Not this year... hope to be at the 2007 one though.

However, I will be at the end of rally party 8)


----------



## TThriller (Feb 27, 2006)

The TT has been on a little modding tour today.

AmD Technik at Biscester have upgraded the brakes with Brembo GT's to the TT some serious stopping power. AmD were booked to do my Haldex upgrade, but let me down not being able to source one.

So it was onward to APS (Aoutomotive Performance Services) near Banbury were Ed came to the rescue with the Haldex Gen I Performance Upgrade. While at it, he also fitted me a set of 10mm hubcentric spacers to provide the extra clearance for the BBS's. A big thank you to Ed!

So thats the performance mods finished, well for now anyway. I know it was cutting it fine, but at least the TT is essentially now ready for The Speedball.

TThriller


----------



## TThriller (Feb 27, 2006)

One of the Speedballers is aving to pull out at the last minute, unless he can find a replacement co-pilot.

Anyone interested in being a co-pilot? He will be coming from the South West.

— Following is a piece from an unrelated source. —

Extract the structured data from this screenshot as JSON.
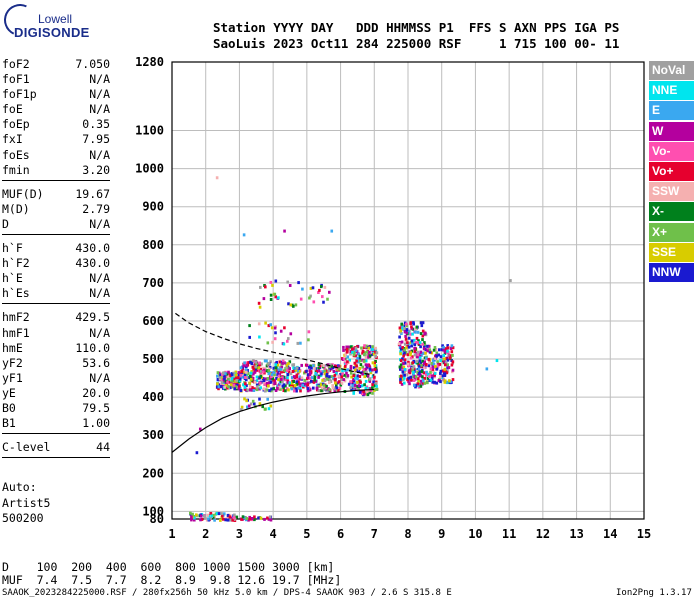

Alternatively, anyone wnat to step into his slot and make it two TT's this year!

PM me!

TThriller


----------



## TThriller (Feb 27, 2006)

One of the Speedballers is aving to pull out at the last minute, unless he can find a replacement co-pilot.

Anyone interested in being a co-pilot? He will be coming from the South West.

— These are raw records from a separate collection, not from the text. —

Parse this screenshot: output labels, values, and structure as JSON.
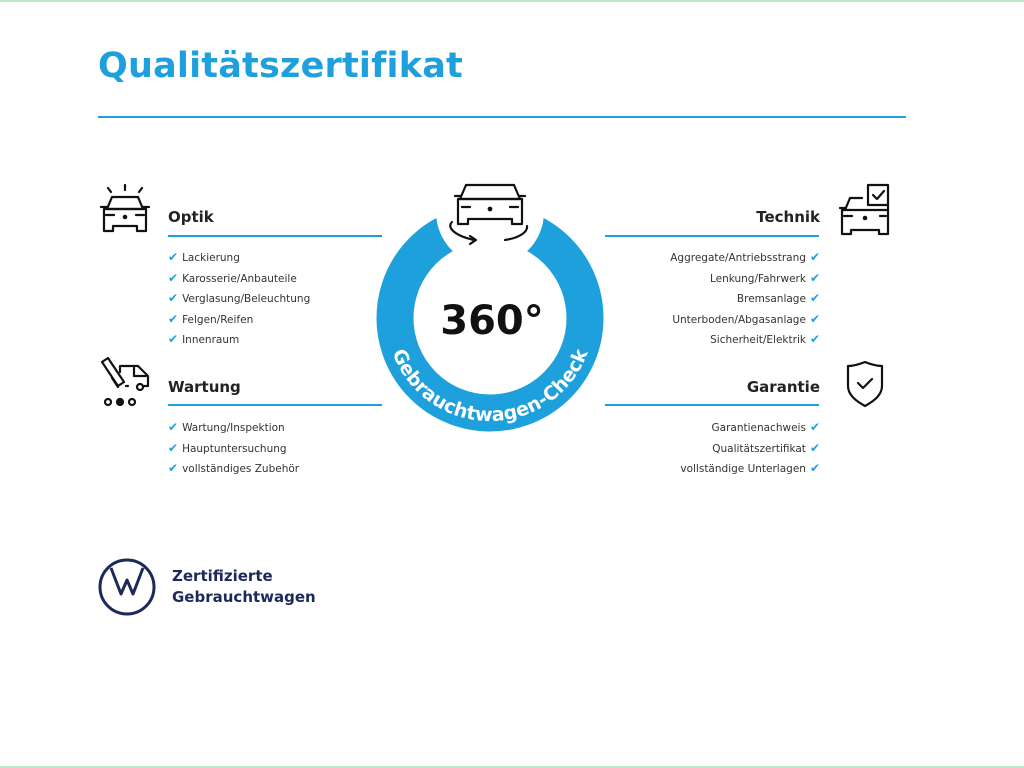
{
  "title": "Qualitätszertifikat",
  "badge": {
    "value": "360°",
    "ring_text": "Gebrauchtwagen-Check",
    "icon": "car-rotate-icon"
  },
  "colors": {
    "accent": "#1ea0dc",
    "brand_navy": "#1b2a5a"
  },
  "sections": {
    "optik": {
      "heading": "Optik",
      "icon": "car-lights-icon",
      "items": [
        "Lackierung",
        "Karosserie/Anbauteile",
        "Verglasung/Beleuchtung",
        "Felgen/Reifen",
        "Innenraum"
      ]
    },
    "wartung": {
      "heading": "Wartung",
      "icon": "maintenance-van-icon",
      "items": [
        "Wartung/Inspektion",
        "Hauptuntersuchung",
        "vollständiges Zubehör"
      ]
    },
    "technik": {
      "heading": "Technik",
      "icon": "car-checklist-icon",
      "items": [
        "Aggregate/Antriebsstrang",
        "Lenkung/Fahrwerk",
        "Bremsanlage",
        "Unterboden/Abgasanlage",
        "Sicherheit/Elektrik"
      ]
    },
    "garantie": {
      "heading": "Garantie",
      "icon": "shield-check-icon",
      "items": [
        "Garantienachweis",
        "Qualitätszertifikat",
        "vollständige Unterlagen"
      ]
    }
  },
  "check_mark": "✔",
  "brand": {
    "line1": "Zertifizierte",
    "line2": "Gebrauchtwagen",
    "logo": "VW"
  }
}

Alternatively, anyone want to step into his slot and make it two TT's this year!

PM me!

TThriller


----------



## YOGIBEAR (Oct 4, 2005)

Have just heard from dave he is back of the ferry and the cars in one piece.
He has uploaded his gps stats with a max speed of 256 KPH in Germany.

[smiley=devil.gif]

Welcome back Dave [smiley=thumbsup.gif]

Roll on the vids and pictures!!!!!!!
Fraser


----------



## Nem (Feb 14, 2005)

Stunning news mate!

But correct me if I'm wrong, thats 159.08mph!

:lol:

Nick


----------



## YOGIBEAR (Oct 4, 2005)

ame question i asked but dave says that when you have the remap it overights the limiter


----------



## Nem (Feb 14, 2005)

I hadn't thought about the limiter, was just remarking it was a flippin high speed!

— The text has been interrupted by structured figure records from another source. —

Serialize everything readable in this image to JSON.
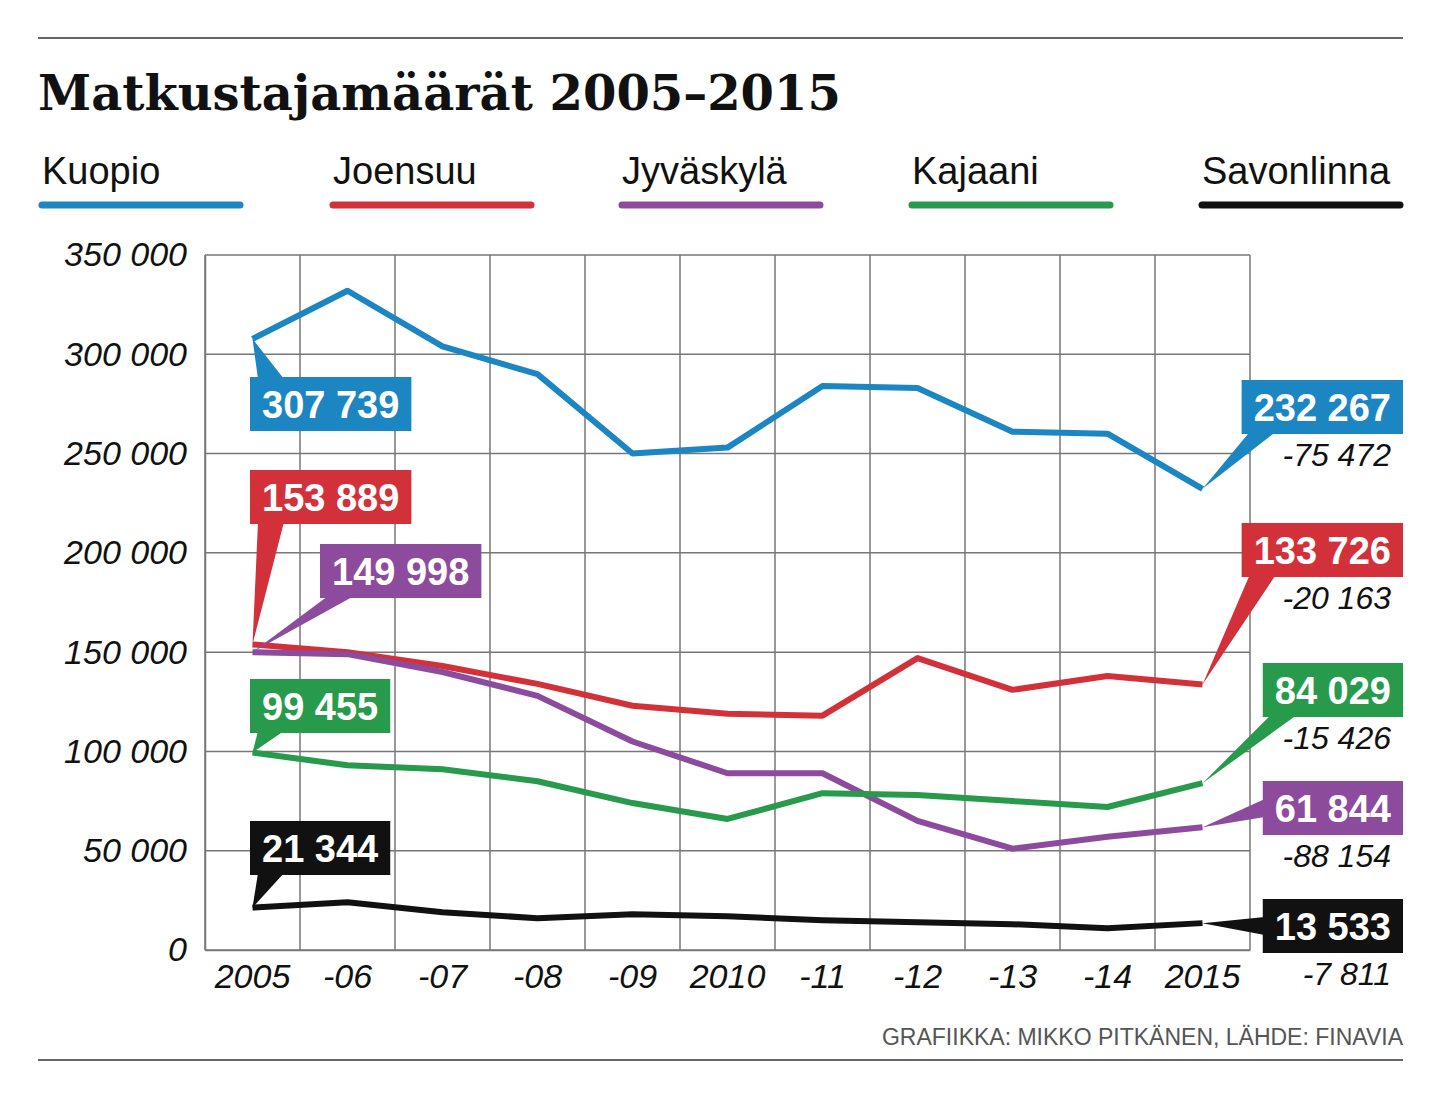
{
  "chart_data": {
    "type": "line",
    "title": "Matkustajamäärät 2005–2015",
    "source": "GRAFIIKKA: MIKKO PITKÄNEN, LÄHDE: FINAVIA",
    "categories": [
      "2005",
      "-06",
      "-07",
      "-08",
      "-09",
      "2010",
      "-11",
      "-12",
      "-13",
      "-14",
      "2015"
    ],
    "ylim": [
      0,
      350000
    ],
    "yticks": [
      0,
      {
        "value": 50000,
        "label": "50 000"
      },
      {
        "value": 100000,
        "label": "100 000"
      },
      {
        "value": 150000,
        "label": "150 000"
      },
      {
        "value": 200000,
        "label": "200 000"
      },
      {
        "value": 250000,
        "label": "250 000"
      },
      {
        "value": 300000,
        "label": "300 000"
      },
      {
        "value": 350000,
        "label": "350 000"
      }
    ],
    "grid": true,
    "legend": "top",
    "data_labels": true,
    "series": [
      {
        "name": "Kuopio",
        "color": "#1b86c2",
        "values": [
          307739,
          332000,
          304000,
          290000,
          250000,
          253000,
          284000,
          283000,
          261000,
          260000,
          232267
        ],
        "value_labels": [
          "307 739",
          null,
          null,
          null,
          null,
          null,
          null,
          null,
          null,
          null,
          "232 267"
        ],
        "change": {
          "value": -75472,
          "label": "-75 472"
        }
      },
      {
        "name": "Joensuu",
        "color": "#d3313a",
        "values": [
          153889,
          150000,
          143000,
          134000,
          123000,
          119000,
          118000,
          147000,
          131000,
          138000,
          133726
        ],
        "value_labels": [
          "153 889",
          null,
          null,
          null,
          null,
          null,
          null,
          null,
          null,
          null,
          "133 726"
        ],
        "change": {
          "value": -20163,
          "label": "-20 163"
        }
      },
      {
        "name": "Jyväskylä",
        "color": "#8d4b9e",
        "values": [
          149998,
          149000,
          140000,
          128000,
          105000,
          89000,
          89000,
          65000,
          51000,
          57000,
          61844
        ],
        "value_labels": [
          "149 998",
          null,
          null,
          null,
          null,
          null,
          null,
          null,
          null,
          null,
          "61 844"
        ],
        "change": {
          "value": -88154,
          "label": "-88 154"
        }
      },
      {
        "name": "Kajaani",
        "color": "#279a4b",
        "values": [
          99455,
          93000,
          91000,
          85000,
          74000,
          66000,
          79000,
          78000,
          75000,
          72000,
          84029
        ],
        "value_labels": [
          "99 455",
          null,
          null,
          null,
          null,
          null,
          null,
          null,
          null,
          null,
          "84 029"
        ],
        "change": {
          "value": -15426,
          "label": "-15 426"
        }
      },
      {
        "name": "Savonlinna",
        "color": "#111111",
        "values": [
          21344,
          24000,
          19000,
          16000,
          18000,
          17000,
          15000,
          14000,
          13000,
          11000,
          13533
        ],
        "value_labels": [
          "21 344",
          null,
          null,
          null,
          null,
          null,
          null,
          null,
          null,
          null,
          "13 533"
        ],
        "change": {
          "value": -7811,
          "label": "-7 811"
        }
      }
    ]
  }
}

I thought only the V6 and Qs were limited to 155 as they can break that speed, but the 225 theoretical max speed was under 155 so not needing to be limited. So the remap does not override the limiter as there is not one, but it does increase the top speed you can reach.

Nick


----------



## YOGIBEAR (Oct 4, 2005)

I think Dave has got a video cam in car so it should be good to watch.
Ill have a look as i thought all audis had a 155 limiter but i may be wrong, not somthing we really check on Uk roads.


----------



## TThriller (Feb 27, 2006)

Nem said:


> Stunning news mate!
> 
> But correct me if I'm wrong, thats 159.08mph!
> 
> ...


Yes Nick, it is!! It sure gets the adrenalin running overtime. I'll download the vid when my external hard drive and extra memory arrive.

The TT would have been good for more if I hadnt fitted the Ultraseal inside the tyres. Upto 120mph it wasnt a problem, but over 140mph the vibrations from the out-of-balance wheels was not only uncomfortable, but would have been sapping loads of power...


----------